L’intento di Gehlen è quello di elaborare un’antropologia
generale, una teoria dell’uomo che lo consideri nella sua totalità, che sia
preordinata ad ogni scienza specialistica e che sia in grado di individuarne il
posto peculiare nel mondo. In genere si è soliti classificare come ‘’umano’’
tutto ciò che non animale, vegetale o inorganico e si è soliti derivare le facoltà
umane da quelle animali secondo gli insegnamenti dell’evoluzionismo darwiniano.
Gehlen osserva come, in verità, la teoria evoluzionistica risulti valida solo
per quanto concerne lo sviluppo somatico di singoli caratteri o complessi di
caratteri e come essa si mostri insufficiente ai fini della definizione di una
antropologia generale che consideri TUTTO l’uomo.
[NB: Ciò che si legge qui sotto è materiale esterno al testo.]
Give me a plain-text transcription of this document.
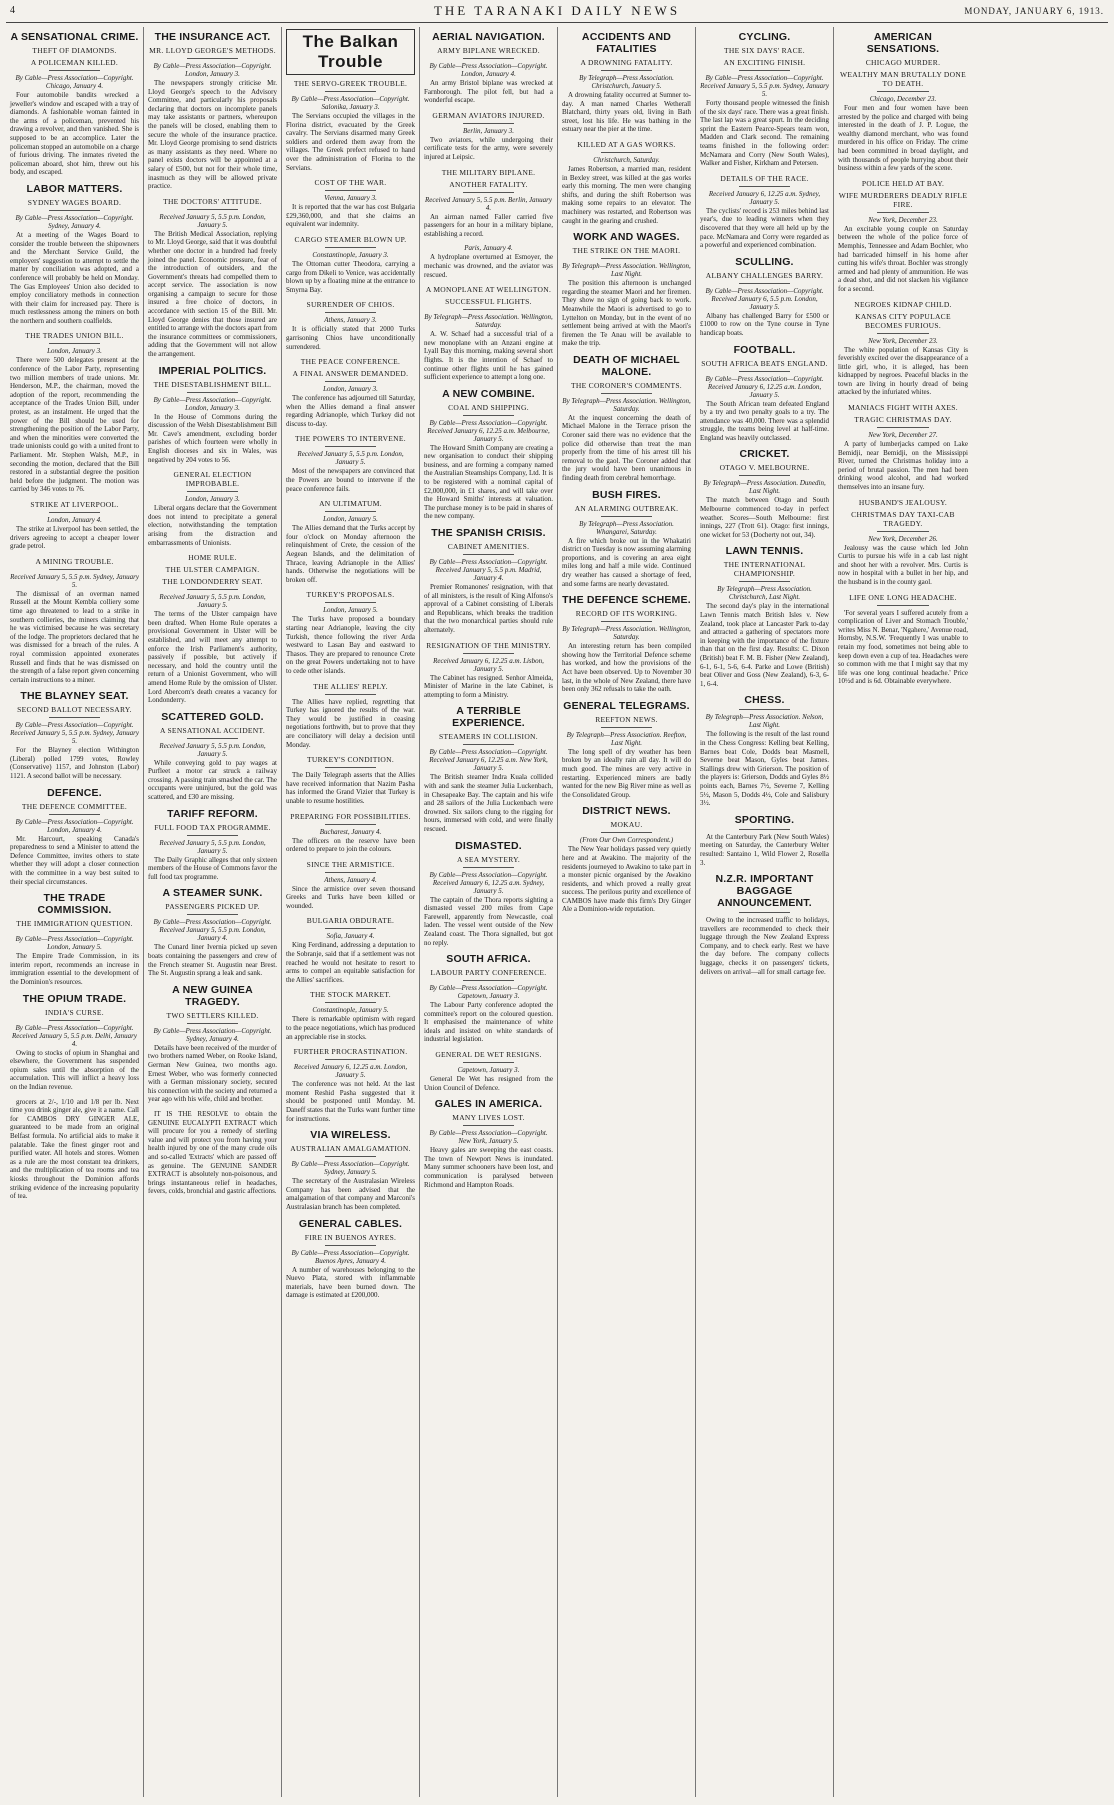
4	THE TARANAKI DAILY NEWS	MONDAY, JANUARY 6, 1913.
A SENSATIONAL CRIME.
THEFT OF DIAMONDS.
A POLICEMAN KILLED.
By Cable—Press Association—Copyright. Chicago, January 4.

Four automobile bandits wrecked a jeweller's window and escaped with a tray of diamonds. A fashionable woman fainted in the arms of a policeman, prevented his drawing a revolver, and then vanished. She is supposed to be an accomplice. Later the policeman stopped an automobile on a charge of furious driving. The inmates riveted the policeman aboard, shot him, threw out his body, and escaped.

LABOR MATTERS.
SYDNEY WAGES BOARD.
By Cable—Press Association—Copyright. Sydney, January 4.

At a meeting of the Wages Board to consider the trouble between the shipowners and the Merchant Service Guild, the employers' suggestion to attempt to settle the matter by conciliation was adopted, and a conference will probably be held on Monday. The Gas Employees' Union also decided to employ conciliatory methods in connection with their claim for increased pay. There is much restlessness among the miners on both the northern and southern coalfields.

THE TRADES UNION BILL.
London, January 3.

There were 500 delegates present at the conference of the Labor Party, representing two million members of trade unions. Mr. Henderson, M.P., the chairman, moved the adoption of the report, recommending the acceptance of the Trades Union Bill, under protest, as an instalment. He urged that the power of the Bill should be used for strengthening the position of the Labor Party, and when the minorities were converted the trade unionists could go with a united front to Parliament. Mr. Stephen Walsh, M.P., in seconding the motion, declared that the Bill restored in a substantial degree the position held before the judgment. The motion was carried by 346 votes to 76.

STRIKE AT LIVERPOOL.
London, January 4.

The strike at Liverpool has been settled, the drivers agreeing to accept a cheaper lower grade petrol.

A MINING TROUBLE.
Received January 5, 5.5 p.m. Sydney, January 5.

The dismissal of an overman named Russell at the Mount Kembla colliery some time ago threatened to lead to a strike in southern collieries, the miners claiming that he was victimised because he was secretary of the lodge. The proprietors declared that he was dismissed for a breach of the rules. A royal commission appointed exonerates Russell and finds that he was dismissed on the strength of a false report given concerning certain instructions to a miner.

THE BLAYNEY SEAT.
SECOND BALLOT NECESSARY.
By Cable—Press Association—Copyright. Received January 5, 5.5 p.m. Sydney, January 5.

For the Blayney election Withington (Liberal) polled 1799 votes, Rowley (Conservative) 1157, and Johnston (Labor) 1121. A second ballot will be necessary.

DEFENCE.
THE DEFENCE COMMITTEE.
By Cable—Press Association—Copyright. London, January 4.

Mr. Harcourt, speaking Canada's preparedness to send a Minister to attend the Defence Committee, invites others to state whether they will adopt a closer connection with the committee in a way best suited to their special circumstances.

THE TRADE COMMISSION.
THE IMMIGRATION QUESTION.
By Cable—Press Association—Copyright. London, January 5.

The Empire Trade Commission, in its interim report, recommends an increase in immigration essential to the development of the Dominion's resources.

THE OPIUM TRADE.
INDIA'S CURSE.
By Cable—Press Association—Copyright. Received January 5, 5.5 p.m. Delhi, January 4.

Owing to stocks of opium in Shanghai and elsewhere, the Government has suspended opium sales until the absorption of the accumulation. This will inflict a heavy loss on the Indian revenue.

grocers at 2/-, 1/10 and 1/8 per lb. Next time you drink ginger ale, give it a name. Call for CAMBOS DRY GINGER ALE, guaranteed to be made from an original Belfast formula. No artificial aids to make it palatable. Take the finest ginger root and purified water. All hotels and stores. Women as a rule are the most constant tea drinkers, and the multiplication of tea rooms and tea kiosks throughout the Dominion affords striking evidence of the increasing popularity of tea.

THE INSURANCE ACT.
MR. LLOYD GEORGE'S METHODS.
By Cable—Press Association—Copyright. London, January 3.

The newspapers strongly criticise Mr. Lloyd George's speech to the Advisory Committee, and particularly his proposals declaring that doctors on incomplete panels may take assistants or partners, whereupon the panels will be closed, enabling them to secure the whole of the insurance practice. Mr. Lloyd George promising to send districts as many assistants as they need. Where no panel exists doctors will be appointed at a salary of £500, but not for their whole time, inasmuch as they will be allowed private practice.

THE DOCTORS' ATTITUDE.
Received January 5, 5.5 p.m. London, January 5.

The British Medical Association, replying to Mr. Lloyd George, said that it was doubtful whether one doctor in a hundred had freely joined the panel. Economic pressure, fear of the introduction of outsiders, and the Government's threats had compelled them to accept service. The association is now organising a campaign to secure for those insured a free choice of doctors, in accordance with section 15 of the Bill. Mr. Lloyd George denies that those insured are entitled to arrange with the doctors apart from the insurance committees or commissioners, adding that the Government will not allow the arrangement.

IMPERIAL POLITICS.
THE DISESTABLISHMENT BILL.
By Cable—Press Association—Copyright. London, January 3.

In the House of Commons during the discussion of the Welsh Disestablishment Bill Mr. Cave's amendment, excluding border parishes of which fourteen were wholly in English dioceses and six in Wales, was negatived by 204 votes to 56.

GENERAL ELECTION IMPROBABLE.
London, January 3.

Liberal organs declare that the Government does not intend to precipitate a general election, notwithstanding the temptation arising from the distraction and embarrassments of Unionists.

HOME RULE.
THE ULSTER CAMPAIGN.
THE LONDONDERRY SEAT.
Received January 5, 5.5 p.m. London, January 5.

The terms of the Ulster campaign have been drafted. When Home Rule operates a provisional Government in Ulster will be established, and will meet any attempt to enforce the Irish Parliament's authority, passively if possible, but actively if necessary, and hold the country until the return of a Unionist Government, who will amend Home Rule by the omission of Ulster. Lord Abercorn's death creates a vacancy for Londonderry.

SCATTERED GOLD.
A SENSATIONAL ACCIDENT.
Received January 5, 5.5 p.m. London, January 5.

While conveying gold to pay wages at Purfleet a motor car struck a railway crossing. A passing train smashed the car. The occupants were uninjured, but the gold was scattered, and £30 are missing.

TARIFF REFORM.
FULL FOOD TAX PROGRAMME.
Received January 5, 5.5 p.m. London, January 5.

The Daily Graphic alleges that only sixteen members of the House of Commons favor the full food tax programme.

A STEAMER SUNK.
PASSENGERS PICKED UP.
By Cable—Press Association—Copyright. Received January 5, 5.5 p.m. London, January 4.

The Cunard liner Ivernia picked up seven boats containing the passengers and crew of the French steamer St. Augustin near Brest. The St. Augustin sprang a leak and sank.

A NEW GUINEA TRAGEDY.
TWO SETTLERS KILLED.
By Cable—Press Association—Copyright. Sydney, January 4.

Details have been received of the murder of two brothers named Weber, on Rooke Island, German New Guinea, two months ago. Ernest Weber, who was formerly connected with a German missionary society, secured his connection with the society and returned a year ago with his wife, child and brother.

IT IS THE RESOLVE to obtain the GENUINE EUCALYPTI EXTRACT which will procure for you a remedy of sterling value and will protect you from having your health injured by one of the many crude oils and so-called 'Extracts' which are passed off as genuine. The GENUINE SANDER EXTRACT is absolutely non-poisonous, and brings instantaneous relief in headaches, fevers, colds, bronchial and gastric affections.

The Balkan Trouble
THE SERVO-GREEK TROUBLE.
By Cable—Press Association—Copyright. Salonika, January 3.

The Servians occupied the villages in the Florina district, evacuated by the Greek cavalry. The Servians disarmed many Greek soldiers and ordered them away from the villages. The Greek prefect refused to hand over the administration of Florina to the Servians.

COST OF THE WAR.
Vienna, January 3.

It is reported that the war has cost Bulgaria £29,360,000, and that she claims an equivalent war indemnity.

CARGO STEAMER BLOWN UP.
Constantinople, January 3.

The Ottoman cutter Theodora, carrying a cargo from Dikeli to Venice, was accidentally blown up by a floating mine at the entrance to Smyrna Bay.

SURRENDER OF CHIOS.
Athens, January 3.

It is officially stated that 2000 Turks garrisoning Chios have unconditionally surrendered.

THE PEACE CONFERENCE.
A FINAL ANSWER DEMANDED.
London, January 3.

The conference has adjourned till Saturday, when the Allies demand a final answer regarding Adrianople, which Turkey did not discuss to-day.

THE POWERS TO INTERVENE.
Received January 5, 5.5 p.m. London, January 5.

Most of the newspapers are convinced that the Powers are bound to intervene if the peace conference fails.

AN ULTIMATUM.
London, January 5.

The Allies demand that the Turks accept by four o'clock on Monday afternoon the relinquishment of Crete, the cession of the Aegean Islands, and the delimitation of Thrace, leaving Adrianople in the Allies' hands. Otherwise the negotiations will be broken off.

TURKEY'S PROPOSALS.
London, January 5.

The Turks have proposed a boundary starting near Adrianople, leaving the city Turkish, thence following the river Arda westward to Lasan Bay and eastward to Thasos. They are prepared to renounce Crete on the great Powers undertaking not to have to cede other islands.

THE ALLIES' REPLY.

The Allies have replied, regretting that Turkey has ignored the results of the war. They would be justified in ceasing negotiations forthwith, but to prove that they are conciliatory will delay a decision until Monday.

TURKEY'S CONDITION.

The Daily Telegraph asserts that the Allies have received information that Nazim Pasha has informed the Grand Vizier that Turkey is unable to resume hostilities.

PREPARING FOR POSSIBILITIES.
Bucharest, January 4.

The officers on the reserve have been ordered to prepare to join the colours.

SINCE THE ARMISTICE.
Athens, January 4.

Since the armistice over seven thousand Greeks and Turks have been killed or wounded.

BULGARIA OBDURATE.
Sofia, January 4.

King Ferdinand, addressing a deputation to the Sobranje, said that if a settlement was not reached he would not hesitate to resort to arms to compel an equitable satisfaction for the Allies' sacrifices.

THE STOCK MARKET.
Constantinople, January 5.

There is remarkable optimism with regard to the peace negotiations, which has produced an appreciable rise in stocks.

FURTHER PROCRASTINATION.
Received January 6, 12.25 a.m. London, January 5.

The conference was not held. At the last moment Reshid Pasha suggested that it should be postponed until Monday. M. Daneff states that the Turks want further time for instructions.

VIA WIRELESS.
AUSTRALIAN AMALGAMATION.
By Cable—Press Association—Copyright. Sydney, January 5.

The secretary of the Australasian Wireless Company has been advised that the amalgamation of that company and Marconi's Australasian branch has been completed.

GENERAL CABLES.
FIRE IN BUENOS AYRES.
By Cable—Press Association—Copyright. Buenos Ayres, January 4.

A number of warehouses belonging to the Nuevo Plata, stored with inflammable materials, have been burned down. The damage is estimated at £200,000.

AERIAL NAVIGATION.
ARMY BIPLANE WRECKED.
By Cable—Press Association—Copyright. London, January 4.

An army Bristol biplane was wrecked at Farnborough. The pilot fell, but had a wonderful escape.

GERMAN AVIATORS INJURED.
Berlin, January 3.

Two aviators, while undergoing their certificate tests for the army, were severely injured at Leipsic.

THE MILITARY BIPLANE.
ANOTHER FATALITY.
Received January 5, 5.5 p.m. Berlin, January 4.

An airman named Faller carried five passengers for an hour in a military biplane, establishing a record.

Paris, January 4.

A hydroplane overturned at Esmoyer, the mechanic was drowned, and the aviator was rescued.

A MONOPLANE AT WELLINGTON.
SUCCESSFUL FLIGHTS.
By Telegraph—Press Association. Wellington, Saturday.

A. W. Schaef had a successful trial of a new monoplane with an Anzani engine at Lyall Bay this morning, making several short flights. It is the intention of Schaef to continue other flights until he has gained sufficient experience to attempt a long one.

A NEW COMBINE.
COAL AND SHIPPING.
By Cable—Press Association—Copyright. Received January 6, 12.25 a.m. Melbourne, January 5.

The Howard Smith Company are creating a new organisation to conduct their shipping business, and are forming a company named the Australian Steamships Company, Ltd. It is to be registered with a nominal capital of £2,000,000, in £1 shares, and will take over the Howard Smiths' interests at valuation. The purchase money is to be paid in shares of the new company.

THE SPANISH CRISIS.
CABINET AMENITIES.
By Cable—Press Association—Copyright. Received January 5, 5.5 p.m. Madrid, January 4.

Premier Romanones' resignation, with that of all ministers, is the result of King Alfonso's approval of a Cabinet consisting of Liberals and Republicans, which breaks the tradition that the two monarchical parties should rule alternately.

RESIGNATION OF THE MINISTRY.
Received January 6, 12.25 a.m. Lisbon, January 5.

The Cabinet has resigned. Senhor Almeida, Minister of Marine in the late Cabinet, is attempting to form a Ministry.

A TERRIBLE EXPERIENCE.
STEAMERS IN COLLISION.
By Cable—Press Association—Copyright. Received January 6, 12.25 a.m. New York, January 5.

The British steamer Indra Kuala collided with and sank the steamer Julia Luckenbach, in Chesapeake Bay. The captain and his wife and 28 sailors of the Julia Luckenbach were drowned. Six sailors clung to the rigging for hours, immersed with cold, and were finally rescued.

DISMASTED.
A SEA MYSTERY.
By Cable—Press Association—Copyright. Received January 6, 12.25 a.m. Sydney, January 5.

The captain of the Thora reports sighting a dismasted vessel 200 miles from Cape Farewell, apparently from Newcastle, coal laden. The vessel went outside of the New Zealand coast. The Thora signalled, but got no reply.

SOUTH AFRICA.
LABOUR PARTY CONFERENCE.
By Cable—Press Association—Copyright. Capetown, January 3.

The Labour Party conference adopted the committee's report on the coloured question. It emphasised the maintenance of white ideals and insisted on white standards of industrial legislation.

GENERAL DE WET RESIGNS.
Capetown, January 3.

General De Wet has resigned from the Union Council of Defence.

GALES IN AMERICA.
MANY LIVES LOST.
By Cable—Press Association—Copyright. New York, January 5.

Heavy gales are sweeping the east coasts. The town of Newport News is inundated. Many summer schooners have been lost, and communication is paralysed between Richmond and Hampton Roads.

ACCIDENTS AND FATALITIES
A DROWNING FATALITY.
By Telegraph—Press Association. Christchurch, January 5.

A drowning fatality occurred at Sumner to-day. A man named Charles Wetherall Blatchard, thirty years old, living in Bath street, lost his life. He was bathing in the estuary near the pier at the time.

KILLED AT A GAS WORKS.
Christchurch, Saturday.

James Robertson, a married man, resident in Bexley street, was killed at the gas works early this morning. The men were changing shifts, and during the shift Robertson was making some repairs to an elevator. The machinery was restarted, and Robertson was caught in the gearing and crushed.

WORK AND WAGES.
THE STRIKE ON THE MAORI.
By Telegraph—Press Association. Wellington, Last Night.

The position this afternoon is unchanged regarding the steamer Maori and her firemen. They show no sign of going back to work. Meanwhile the Maori is advertised to go to Lyttelton on Monday, but in the event of no settlement being arrived at with the Maori's firemen the Te Anau will be available to make the trip.

DEATH OF MICHAEL MALONE.
THE CORONER'S COMMENTS.
By Telegraph—Press Association. Wellington, Saturday.

At the inquest concerning the death of Michael Malone in the Terrace prison the Coroner said there was no evidence that the police did otherwise than treat the man properly from the time of his arrest till his removal to the gaol. The Coroner added that the jury would have been unanimous in finding death from cerebral hemorrhage.

BUSH FIRES.
AN ALARMING OUTBREAK.
By Telegraph—Press Association. Whangarei, Saturday.

A fire which broke out in the Whakatiri district on Tuesday is now assuming alarming proportions, and is covering an area eight miles long and half a mile wide. Continued dry weather has caused a shortage of feed, and some farms are nearly devastated.

THE DEFENCE SCHEME.
RECORD OF ITS WORKING.
By Telegraph—Press Association. Wellington, Saturday.

An interesting return has been compiled showing how the Territorial Defence scheme has worked, and how the provisions of the Act have been observed. Up to November 30 last, in the whole of New Zealand, there have been only 362 refusals to take the oath.

GENERAL TELEGRAMS.
REEFTON NEWS.
By Telegraph—Press Association. Reefton, Last Night.

The long spell of dry weather has been broken by an ideally rain all day. It will do much good. The mines are very active in restarting. Experienced miners are badly wanted for the new Big River mine as well as the Consolidated Group.

DISTRICT NEWS.
MOKAU.
(From Our Own Correspondent.)

The New Year holidays passed very quietly here and at Awakino. The majority of the residents journeyed to Awakino to take part in a monster picnic organised by the Awakino residents, and which proved a really great success. The perilous purity and excellence of CAMBOS have made this firm's Dry Ginger Ale a Dominion-wide reputation.

CYCLING.
THE SIX DAYS' RACE.
AN EXCITING FINISH.
By Cable—Press Association—Copyright. Received January 5, 5.5 p.m. Sydney, January 5.

Forty thousand people witnessed the finish of the six days' race. There was a great finish. The last lap was a great spurt. In the deciding sprint the Eastern Pearce-Spears team won, Madden and Clark second. The remaining teams finished in the following order: McNamara and Corry (New South Wales), Walker and Fisher, Kirkham and Petersen.

DETAILS OF THE RACE.
Received January 6, 12.25 a.m. Sydney, January 5.

The cyclists' record is 253 miles behind last year's, due to leading winners when they discovered that they were all held up by the pace. McNamara and Corry were regarded as a powerful and experienced combination.

SCULLING.
ALBANY CHALLENGES BARRY.
By Cable—Press Association—Copyright. Received January 6, 5.5 p.m. London, January 5.

Albany has challenged Barry for £500 or £1000 to row on the Tyne course in Tyne handicap boats.

FOOTBALL.
SOUTH AFRICA BEATS ENGLAND.
By Cable—Press Association—Copyright. Received January 6, 12.25 a.m. London, January 5.

The South African team defeated England by a try and two penalty goals to a try. The attendance was 40,000. There was a splendid struggle, the teams being level at half-time. England was heavily outclassed.

CRICKET.
OTAGO V. MELBOURNE.
By Telegraph—Press Association. Dunedin, Last Night.

The match between Otago and South Melbourne commenced to-day in perfect weather. Scores—South Melbourne: first innings, 227 (Trott 61). Otago: first innings, one wicket for 53 (Docherty not out, 34).

LAWN TENNIS.
THE INTERNATIONAL CHAMPIONSHIP.
By Telegraph—Press Association. Christchurch, Last Night.

The second day's play in the international Lawn Tennis match British Isles v. New Zealand, took place at Lancaster Park to-day and attracted a gathering of spectators more in keeping with the importance of the fixture than that on the first day. Results: C. Dixon (British) beat F. M. B. Fisher (New Zealand), 6-1, 6-1, 5-6, 6-4. Parke and Lowe (British) beat Oliver and Goss (New Zealand), 6-3, 6-1, 6-4.

CHESS.
By Telegraph—Press Association. Nelson, Last Night.

The following is the result of the last round in the Chess Congress: Kelling beat Kelling, Barnes beat Cole, Dodds beat Masmell, Severne beat Mason, Gyles beat James. Stallings drew with Grierson. The position of the players is: Grierson, Dodds and Gyles 8½ points each, Barnes 7½, Severne 7, Kelling 5½, Mason 5, Dodds 4½, Cole and Salisbury 3½.

SPORTING.

At the Canterbury Park (New South Wales) meeting on Saturday, the Canterbury Welter resulted: Santaino 1, Wild Flower 2, Rosella 3.

N.Z.R. IMPORTANT BAGGAGE ANNOUNCEMENT.

Owing to the increased traffic to holidays, travellers are recommended to check their luggage through the New Zealand Express Company, and to check early. Rest we have the day before. The company collects luggage, checks it on passengers' tickets, delivers on arrival—all for small cartage fee.

AMERICAN SENSATIONS.
CHICAGO MURDER.
WEALTHY MAN BRUTALLY DONE TO DEATH.
Chicago, December 23.

Four men and four women have been arrested by the police and charged with being interested in the death of J. P. Logue, the wealthy diamond merchant, who was found murdered in his office on Friday. The crime had been committed in broad daylight, and with thousands of people hurrying about their business within a few yards of the scene.

POLICE HELD AT BAY.
WIFE MURDERERS DEADLY RIFLE FIRE.
New York, December 23.

An excitable young couple on Saturday between the whole of the police force of Memphis, Tennessee and Adam Bochler, who had barricaded himself in his home after cutting his wife's throat. Bochler was strongly armed and had plenty of ammunition. He was a dead shot, and did not slacken his vigilance for a second.

NEGROES KIDNAP CHILD.
KANSAS CITY POPULACE BECOMES FURIOUS.
New York, December 23.

The white population of Kansas City is feverishly excited over the disappearance of a little girl, who, it is alleged, has been kidnapped by negroes. Peaceful blacks in the town are living in hourly dread of being attacked by the infuriated whites.

MANIACS FIGHT WITH AXES.
TRAGIC CHRISTMAS DAY.
New York, December 27.

A party of lumberjacks camped on Lake Bemidji, near Bemidji, on the Mississippi River, turned the Christmas holiday into a period of brutal passion. The men had been drinking wood alcohol, and had worked themselves into an insane fury.

HUSBAND'S JEALOUSY.
CHRISTMAS DAY TAXI-CAB TRAGEDY.
New York, December 26.

Jealousy was the cause which led John Curtis to pursue his wife in a cab last night and shoot her with a revolver. Mrs. Curtis is now in hospital with a bullet in her hip, and the husband is in the county gaol.

LIFE ONE LONG HEADACHE.

'For several years I suffered acutely from a complication of Liver and Stomach Trouble,' writes Miss N. Benar, 'Ngahere,' Avenue road, Hornsby, N.S.W. 'Frequently I was unable to retain my food, sometimes not being able to keep down even a cup of tea. Headaches were so common with me that I might say that my life was one long continual headache.' Price 10½d and is 6d. Obtainable everywhere.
Finché si considerano singoli
caratteri o qualità, infatti, non si rinviene nulla di specificatamente umano e
un’antropologia generale è impossibile: benché l’uomo possegga una struttura
anatomica assai singolare gli antropoidi ne hanno una piuttosto simile;
esistono in natura numerosi animali dotati di intelligenza, in grado di
costruire abitazioni o produrre ‘’opere d’arte’’ (si vedano elefanti, castori e
scimpanzé ) che vivono in vere e proprie società, come le formiche, o che hanno
sviluppato efficaci sistemi di comunicazione, come nel caso di delfini e
primati. Il possesso della mano, di un sistema linguistico, dell’andatura
eretta,della ragione e così via, non possono essere considerati elementi
sufficienti alla definizione di ciò che l’uomo è.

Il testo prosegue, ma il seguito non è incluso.